Cependant il en ressort plusieurs données intéressantes. D’abord, les gens adorent lorsqu’il y a des interactions et des attaques. Le nombre de votes, autant dans J’aime que J’aime pas, augmente considérablement, et l’augmentation du ‘Je signale un moment fort’ est très claire lorsque les chefs s’attaquent. Deuxièmement, le style agressif de Mario Dumont et de Pauline Marois a été apprécié. Il est fort probable que les partisans de Jean Charest soient sous-représentés dans Buzzz.tv (et peut-être dans la sphère numérique aussi).

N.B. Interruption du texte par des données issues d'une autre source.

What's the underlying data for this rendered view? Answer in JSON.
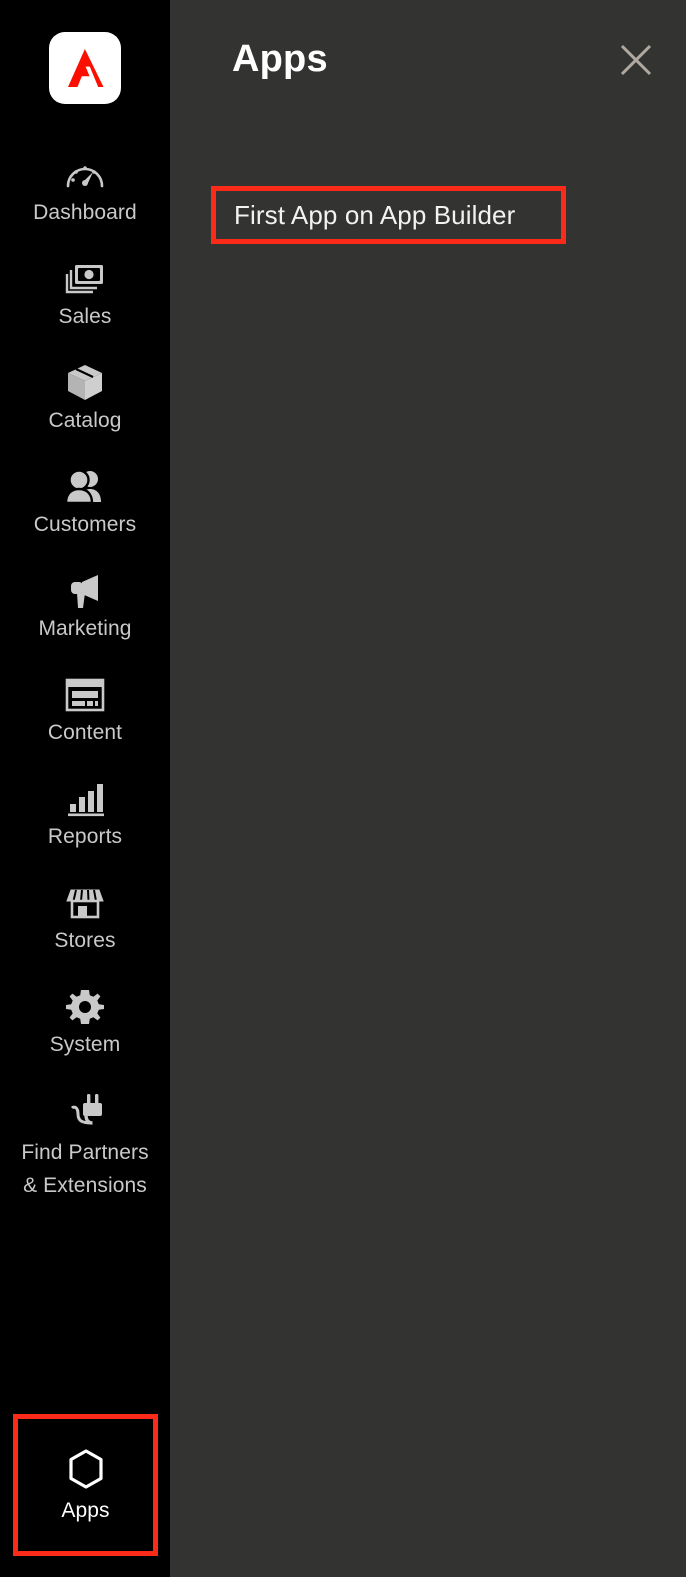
{
  "brand": {
    "logo_icon": "adobe-logo-icon",
    "logo_bg": "#ffffff",
    "logo_mark_color": "#fa0f00"
  },
  "colors": {
    "sidebar_bg": "#000000",
    "panel_bg": "#333331",
    "label": "#c9c9c9",
    "icon": "#c9c9c9",
    "highlight": "#fc2a19",
    "title": "#ffffff",
    "close_icon": "#b0a9a0"
  },
  "sidebar": {
    "items": [
      {
        "label": "Dashboard",
        "icon": "gauge-icon",
        "lines": 1
      },
      {
        "label": "Sales",
        "icon": "money-icon",
        "lines": 1
      },
      {
        "label": "Catalog",
        "icon": "box-icon",
        "lines": 1
      },
      {
        "label": "Customers",
        "icon": "users-icon",
        "lines": 1
      },
      {
        "label": "Marketing",
        "icon": "megaphone-icon",
        "lines": 1
      },
      {
        "label": "Content",
        "icon": "page-layout-icon",
        "lines": 1
      },
      {
        "label": "Reports",
        "icon": "bar-chart-icon",
        "lines": 1
      },
      {
        "label": "Stores",
        "icon": "storefront-icon",
        "lines": 1
      },
      {
        "label": "System",
        "icon": "gear-icon",
        "lines": 1
      },
      {
        "label": "Find Partners\n& Extensions",
        "icon": "plug-icon",
        "lines": 2
      }
    ],
    "partners": {
      "line1": "Find Partners",
      "line2": "& Extensions"
    },
    "apps": {
      "label": "Apps",
      "icon": "hexagon-icon",
      "highlighted": true
    }
  },
  "panel": {
    "title": "Apps",
    "close_label": "close-icon",
    "apps": [
      {
        "name": "First App on App Builder",
        "highlighted": true
      }
    ]
  }
}
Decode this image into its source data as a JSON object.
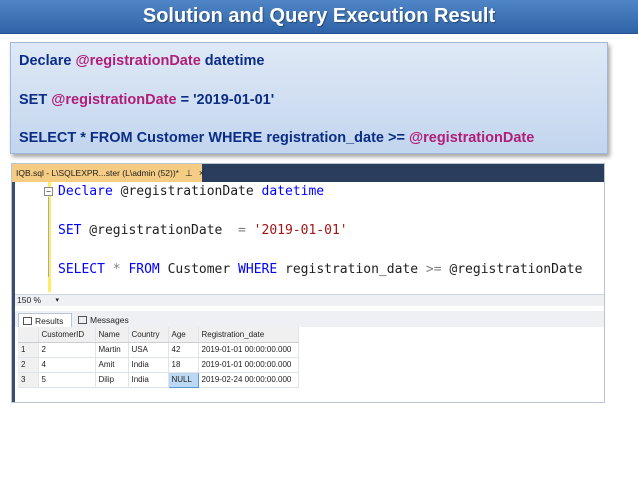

C’était les résultats pour les premières questions, juste après l’introduction. On voit un creux qui correspond à l’intervention de Jean Charest.
Quand le débat devient un peu plus chaud dans une section sur les emplois perdus entre autres dans le domaine forestier :
On voit les résultats de 2 attaques dirigées vers Jean Charest. D’abord par Mario Dumont, qui score beaucoup dans la section orange (Je signale un moment fort) et aussi dans la section verte (J’aime). Pauline Marois crée un plus faible impact sur ‘Je signale un moment fort’ mais attire un peu plus de sympathie. Dans d’autres parties du débats, c’était l’inverse : Mario Dumont attirait un peu plus de ‘J’aime’ surtout dans les parties où il se posait en rassembleur. Pauline Marois a aussi déclencher à plusieurs reprises des ‘Je signale un moment fort’ accompagnés d’une montée du ‘J’aime’.
L’expérience était très intéressante. Je crois qu’il y aurait place pour un peu plus que ces statistiques. Pourquoi ne pas y inclure des réactions vidéos, du chat style IRC ? Tout ça est déjà disponible et possible à réaliser. Et pourquoi se limiter à 3 boutons ? Pourquoi pas des boutons ROFL ou WTF ?!? Cependant l’idée est géniale et j’ai adoré y participer. Je vous y invite la prochaine fois!